Sono numerosissime le leggende locali che ruotano intorno a questo luogo di culto, storie di profanazioni sacrileghe, eresie e pene esemplari. Un tempo numerosi fedeli giungevano all’Abazia, mentre oggi oltrepassano la montagna solo in occasione della “Perdonanza”, il 29 agosto. Nelle vicinanze si trova la piccola Grangia di San Giorgio, un vecchio possedimento agricolo che fungeva da granaio in cui venivano conservati i prodotti agricoli e il raccolto proveniente dai terreni appartenenti all’Abazia di Santo Spirito. Oltre ad alcuni edifici rurali comprendeva anche una piccola chiesa con annesso convento e chiostro.

Nei pressi dell’eremo si trova un’area attrezzata, dove i più sportivi e temerari possono intraprendere eccitanti arrampicate sulla meravigliosa Parete dell’Orso; inoltre gli amanti della natura possono percorrere lunghe passeggiate o fare un po’ di trekking tra i sentieri naturali delle verdi colline abruzzesi nei pressi di Roccamorice. A pochi chilometri da qui si erge il secondo eremo, quello di San Bartolomeo in Legio, un luogo mistico e religioso dove raccogliersi per allontanarsi un attimo dalla frenesia quotidiana. Scavato all’interno di una montagna si presume fosse abitato già VI secolo quando alcuni gruppi di eremiti trovarono rifugio sulla Majella, per fuggire dalle incursioni arabe.

Anche questo come Santo Spirito fu restaurato da papa Celestino V nel 1250, che si stabilì qui per almeno due anni, di ritorno da un viaggio da Lione. Esternamente è caratterizzata da una galleria e una vasca per l’acqua, qui si può ammirare anche una chiesa ricca di affreschi religiosi con una statua lignea dedicata al santo.
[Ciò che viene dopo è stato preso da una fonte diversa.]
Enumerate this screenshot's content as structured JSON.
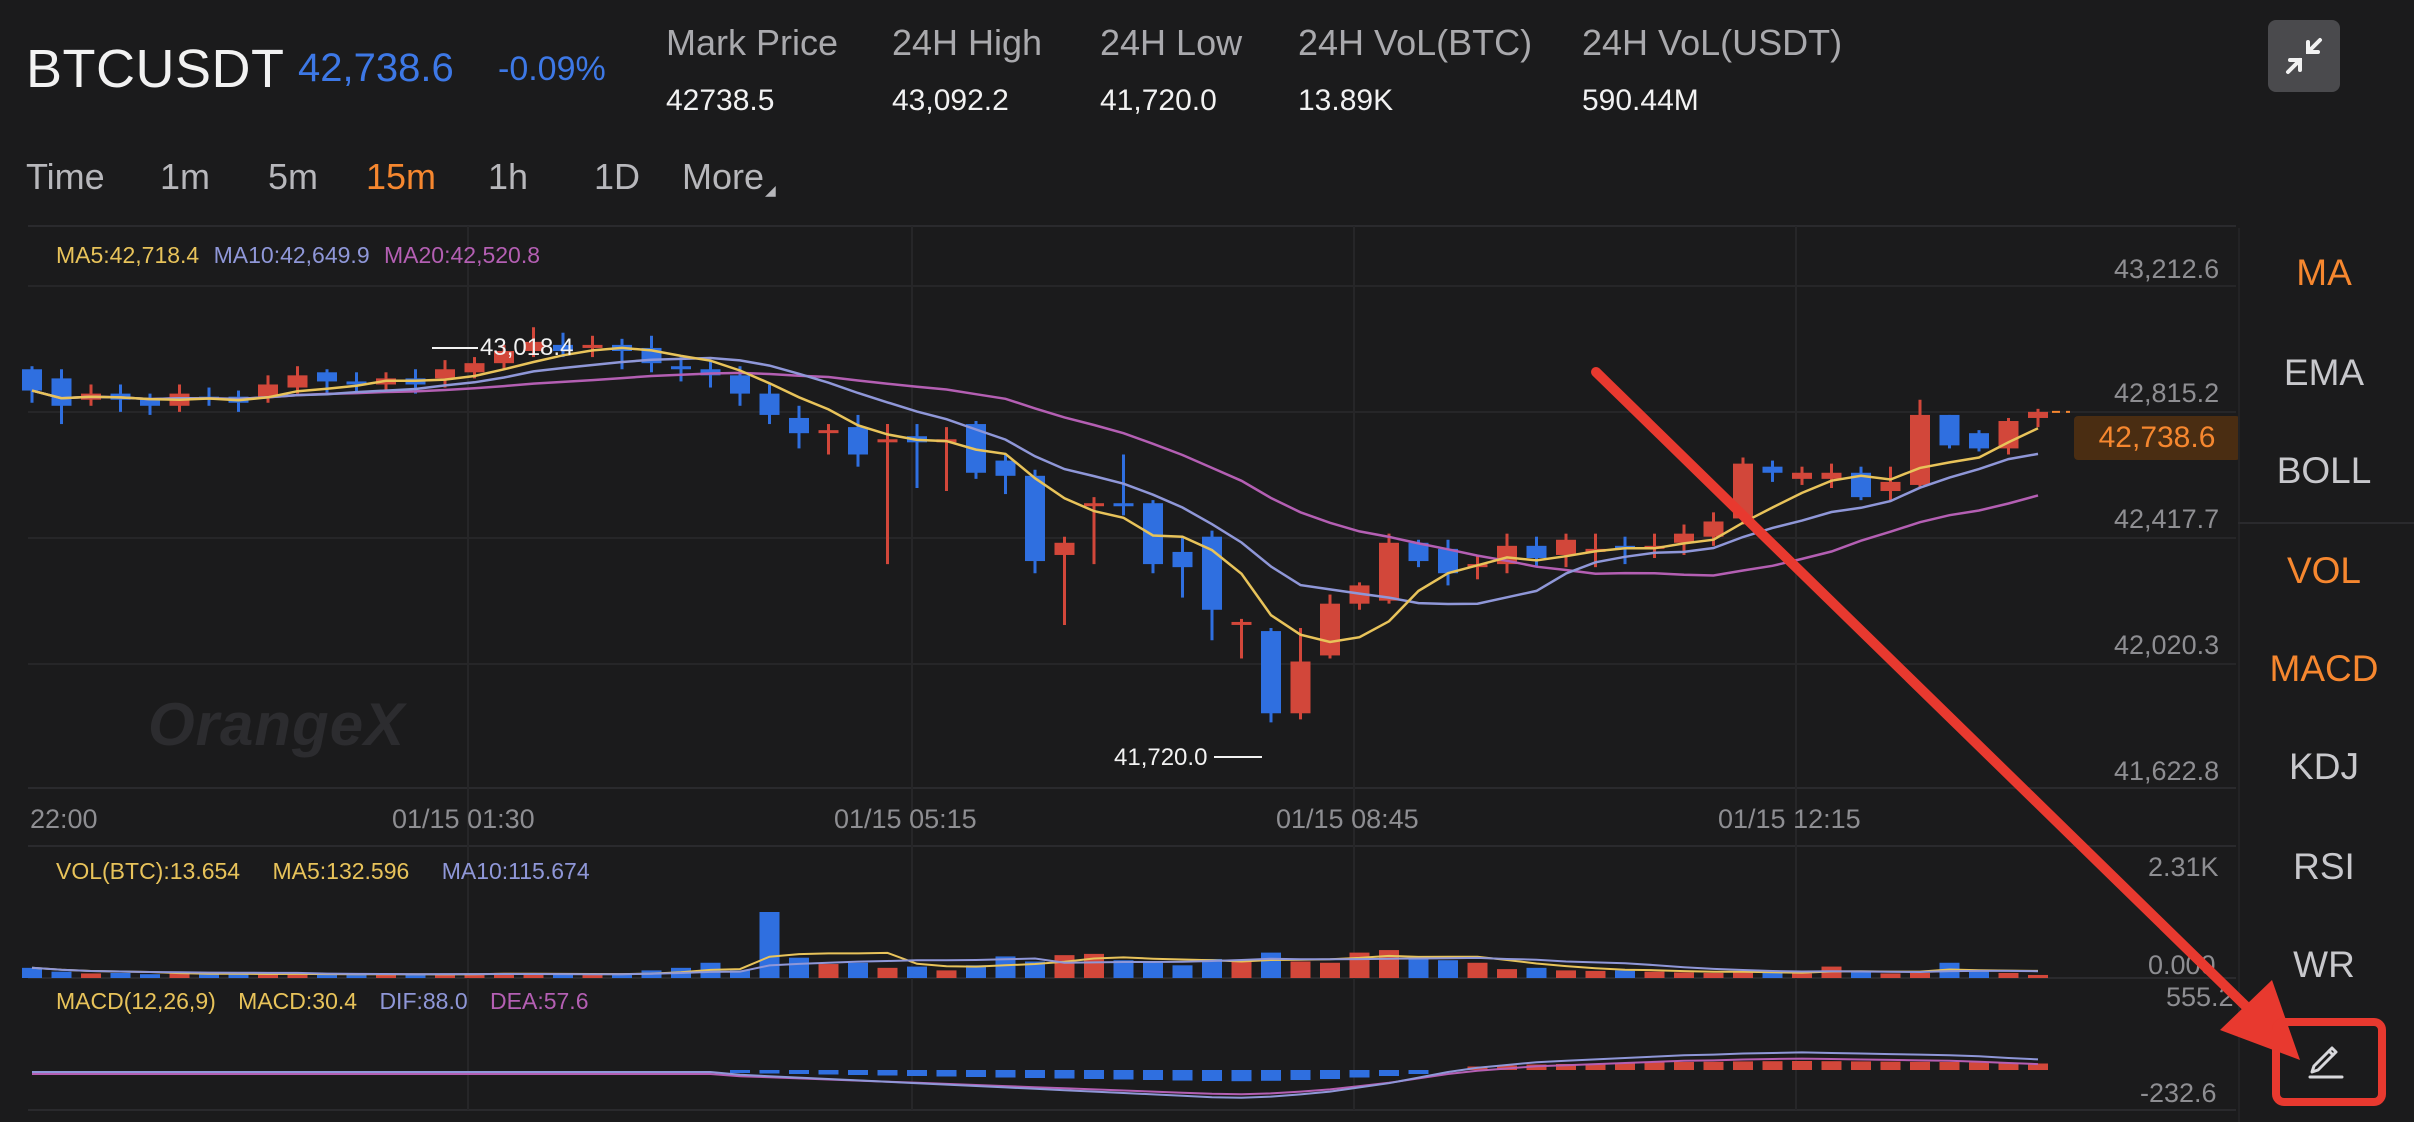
{
  "header": {
    "symbol": "BTCUSDT",
    "last_price": "42,738.6",
    "change_pct": "-0.09%",
    "stats": [
      {
        "label": "Mark Price",
        "value": "42738.5"
      },
      {
        "label": "24H High",
        "value": "43,092.2"
      },
      {
        "label": "24H Low",
        "value": "41,720.0"
      },
      {
        "label": "24H VoL(BTC)",
        "value": "13.89K"
      },
      {
        "label": "24H VoL(USDT)",
        "value": "590.44M"
      }
    ],
    "collapse_icon": "collapse-icon"
  },
  "intervals": {
    "items": [
      "Time",
      "1m",
      "5m",
      "15m",
      "1h",
      "1D"
    ],
    "more": "More",
    "active": "15m"
  },
  "main_chart": {
    "legend": {
      "ma5": "MA5:42,718.4",
      "ma10": "MA10:42,649.9",
      "ma20": "MA20:42,520.8"
    },
    "y_ticks": [
      "43,212.6",
      "42,815.2",
      "42,417.7",
      "42,020.3",
      "41,622.8"
    ],
    "x_ticks": [
      "22:00",
      "01/15 01:30",
      "01/15 05:15",
      "01/15 08:45",
      "01/15 12:15"
    ],
    "high_marker": "43,018.4",
    "low_marker": "41,720.0",
    "last_price_tag": "42,738.6",
    "watermark": "OrangeX"
  },
  "volume_panel": {
    "legend": {
      "vol": "VOL(BTC):13.654",
      "ma5": "MA5:132.596",
      "ma10": "MA10:115.674"
    },
    "y_top": "2.31K",
    "y_bottom": "0.000"
  },
  "macd_panel": {
    "legend": {
      "name": "MACD(12,26,9)",
      "macd": "MACD:30.4",
      "dif": "DIF:88.0",
      "dea": "DEA:57.6"
    },
    "y_top": "555.2",
    "y_bottom": "-232.6"
  },
  "indicators": {
    "items": [
      "MA",
      "EMA",
      "BOLL",
      "VOL",
      "MACD",
      "KDJ",
      "RSI",
      "WR"
    ],
    "active": [
      "MA",
      "VOL",
      "MACD"
    ],
    "draw_icon": "pencil-icon"
  },
  "colors": {
    "up": "#d2473a",
    "down": "#2f6fe0",
    "ma5": "#e8c35a",
    "ma10": "#8f97d8",
    "ma20": "#b45fb3",
    "accent": "#f6872f",
    "annotation": "#e8392f"
  },
  "chart_data": {
    "type": "candlestick",
    "price_range": [
      41622.8,
      43212.6
    ],
    "x_ticks": [
      "22:00",
      "01/15 01:30",
      "01/15 05:15",
      "01/15 08:45",
      "01/15 12:15"
    ],
    "candles": [
      [
        42880,
        42810,
        42890,
        42770
      ],
      [
        42850,
        42760,
        42880,
        42700
      ],
      [
        42780,
        42800,
        42830,
        42760
      ],
      [
        42800,
        42780,
        42830,
        42740
      ],
      [
        42780,
        42760,
        42800,
        42730
      ],
      [
        42760,
        42800,
        42830,
        42740
      ],
      [
        42790,
        42780,
        42820,
        42760
      ],
      [
        42790,
        42770,
        42810,
        42740
      ],
      [
        42790,
        42830,
        42860,
        42770
      ],
      [
        42820,
        42860,
        42890,
        42800
      ],
      [
        42870,
        42840,
        42880,
        42800
      ],
      [
        42840,
        42830,
        42870,
        42800
      ],
      [
        42830,
        42850,
        42870,
        42810
      ],
      [
        42850,
        42830,
        42880,
        42800
      ],
      [
        42850,
        42880,
        42910,
        42820
      ],
      [
        42870,
        42900,
        42920,
        42850
      ],
      [
        42900,
        42940,
        42960,
        42880
      ],
      [
        42940,
        42970,
        43018,
        42920
      ],
      [
        42960,
        42940,
        43000,
        42920
      ],
      [
        42950,
        42960,
        42990,
        42920
      ],
      [
        42960,
        42940,
        42980,
        42880
      ],
      [
        42950,
        42900,
        42990,
        42870
      ],
      [
        42890,
        42880,
        42920,
        42840
      ],
      [
        42880,
        42860,
        42910,
        42820
      ],
      [
        42860,
        42800,
        42890,
        42760
      ],
      [
        42800,
        42730,
        42830,
        42700
      ],
      [
        42720,
        42670,
        42760,
        42620
      ],
      [
        42680,
        42680,
        42700,
        42600
      ],
      [
        42690,
        42600,
        42730,
        42560
      ],
      [
        42640,
        42650,
        42700,
        42240
      ],
      [
        42660,
        42640,
        42700,
        42490
      ],
      [
        42640,
        42650,
        42690,
        42480
      ],
      [
        42700,
        42540,
        42710,
        42520
      ],
      [
        42580,
        42530,
        42600,
        42470
      ],
      [
        42530,
        42250,
        42550,
        42210
      ],
      [
        42270,
        42310,
        42330,
        42040
      ],
      [
        42440,
        42440,
        42460,
        42240
      ],
      [
        42440,
        42430,
        42600,
        42400
      ],
      [
        42440,
        42240,
        42450,
        42210
      ],
      [
        42280,
        42230,
        42330,
        42130
      ],
      [
        42330,
        42090,
        42350,
        41990
      ],
      [
        42050,
        42050,
        42060,
        41930
      ],
      [
        42020,
        41750,
        42030,
        41720
      ],
      [
        41750,
        41920,
        42030,
        41730
      ],
      [
        41940,
        42110,
        42140,
        41930
      ],
      [
        42110,
        42170,
        42180,
        42090
      ],
      [
        42120,
        42310,
        42340,
        42110
      ],
      [
        42310,
        42250,
        42320,
        42230
      ],
      [
        42290,
        42210,
        42320,
        42170
      ],
      [
        42230,
        42240,
        42270,
        42190
      ],
      [
        42240,
        42300,
        42340,
        42210
      ],
      [
        42300,
        42260,
        42330,
        42230
      ],
      [
        42270,
        42320,
        42340,
        42230
      ],
      [
        42290,
        42290,
        42340,
        42230
      ],
      [
        42300,
        42290,
        42330,
        42240
      ],
      [
        42290,
        42300,
        42340,
        42260
      ],
      [
        42310,
        42340,
        42370,
        42270
      ],
      [
        42330,
        42380,
        42410,
        42300
      ],
      [
        42390,
        42570,
        42590,
        42370
      ],
      [
        42560,
        42540,
        42580,
        42510
      ],
      [
        42520,
        42540,
        42560,
        42500
      ],
      [
        42520,
        42540,
        42570,
        42490
      ],
      [
        42540,
        42460,
        42560,
        42450
      ],
      [
        42480,
        42510,
        42560,
        42450
      ],
      [
        42500,
        42730,
        42780,
        42490
      ],
      [
        42730,
        42630,
        42730,
        42620
      ],
      [
        42670,
        42620,
        42680,
        42610
      ],
      [
        42620,
        42710,
        42720,
        42600
      ],
      [
        42720,
        42740,
        42750,
        42690
      ]
    ],
    "volume": [
      40,
      25,
      18,
      20,
      15,
      18,
      14,
      16,
      15,
      18,
      14,
      12,
      14,
      15,
      16,
      18,
      20,
      14,
      12,
      14,
      16,
      30,
      40,
      60,
      30,
      260,
      80,
      55,
      60,
      40,
      45,
      30,
      50,
      85,
      65,
      90,
      95,
      70,
      60,
      50,
      75,
      70,
      100,
      65,
      60,
      100,
      110,
      80,
      70,
      60,
      35,
      40,
      30,
      28,
      30,
      25,
      22,
      20,
      25,
      20,
      18,
      45,
      25,
      18,
      20,
      60,
      28,
      20,
      12
    ],
    "macd_hist": [
      0,
      0,
      0,
      0,
      0,
      0,
      0,
      0,
      0,
      0,
      0,
      0,
      0,
      0,
      0,
      0,
      0,
      0,
      0,
      0,
      0,
      0,
      0,
      0,
      -10,
      -15,
      -20,
      -25,
      -30,
      -35,
      -40,
      -45,
      -50,
      -55,
      -60,
      -65,
      -70,
      -75,
      -80,
      -85,
      -90,
      -92,
      -88,
      -80,
      -70,
      -55,
      -40,
      -20,
      0,
      15,
      25,
      35,
      40,
      45,
      50,
      55,
      60,
      62,
      66,
      68,
      70,
      68,
      66,
      64,
      62,
      60,
      56,
      50,
      45
    ],
    "ma_lines": [
      "MA5",
      "MA10",
      "MA20"
    ]
  }
}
Il luogo di culto è frequentato dai devoti dei paesi paesi vicini, soprattutto in occasione della processione del 25 di Agosto, quando centinaia di fedeli salgono all’Eremo e dopo vari riti penitenziari in una piccola sorgente ritenuta miracolosa conducono la statua del santo sino alla chiesa Parrocchiale di Roccamorice per i festeggiamenti.

Il primo tratto di questo corteo è davvero particolare, perché i fedeli a turno reggono sulle braccia la piccola statua di San Bartolomeo cantando inni e preghiere. La storia di Roccamorice è anche una storia di tradizioni culinarie e di antichi sapori di origine contadina, famosi i suoi spinaci selvatici (Calzoni di Orapi) che crescono spontanei sulle montagne circostanti, e poi la carne, la vera protagonista, bovina, suina e selvaggina rigorosamente cotte alla brace e poi insaccati e formaggi freschi o stagionati e tanti ortaggi di provenienza locale. Per quanto riguarda gli acquisti, nel centro storico si trovano piccole botteghe artigianali che vendono dolci tradizionali, ceramiche o oggetti di legno e rame, tipici di questo territorio.